Speaking at the NHS Confederation's annual conference in Liverpool earlier this month, Jeremy Hunt said that a more consistent approach is needed in the UK's health service and confirmed several recommendations made by Sir Bruce Keogh, NHS England's national medical director have been taken onboard.
During his speech, the health secretary referred to a letter written by Sir Bruce, which claimed that there is currently a bewildering set of standards that have lead to the implementation of "perverse incentives" regarding the 18-week target for patients to receive care from the date they were referred by their GP.
Sir Bruce suggested that two out of the three parts of the 18-week referral-to-treatment times (RTTs) should be abolished.
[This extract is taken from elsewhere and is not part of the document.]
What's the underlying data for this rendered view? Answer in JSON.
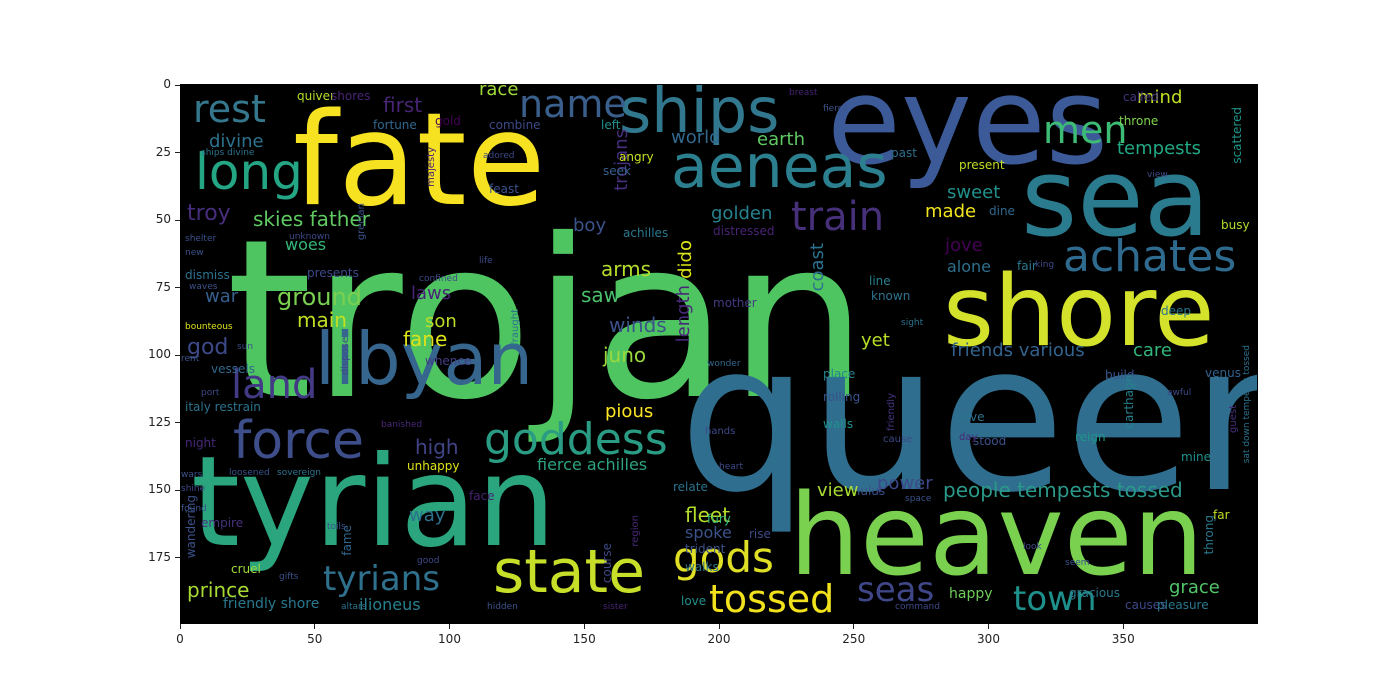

The two targets referred to are 90 per cent of patients waiting for treatment to receive it within 18 weeks and 95 per cent of those needing outpatient appointments to be seen the same period of time.
The target of 92 per cent of all patients to be seen within this specific timeframe will not be scrapped under the recently-appointed Conservative government, the health secretary confirmed. Furthermore, Sir Bruce recommended that that pilot testing for an eight-minute deadline for ambulances to respond to emergencies should be extended.
Sir Keogh's suggestions have been accepted by the NHS and will mean that A&E, cancer and RTT waiting time targets will now be released in a bundle on one day each month, changing from separate times and frequencies to a more consistent approach.
However, Mr Hunt's announcement has not been met with overwhelming joy by all politicians. Shadow health secretary Andy Burnham said the news demonstrates that the NHS is going backwards rather than forwards under prime minister David Cameron, while waiting lists have hit a seven-year peak.
He said: “Patients will wonder how scrapping these standards will help improve that situation. The government should be trying to get things back on track and ensure patients have quicker access to treatment, rather than focusing on moving the goalposts.”
The most recent figures from NHS England reveal that the target of giving 90 per cent of patients consultant-led treatment within 18 weeks of the original referral made by a GP has been missed in nine of the last 12 months.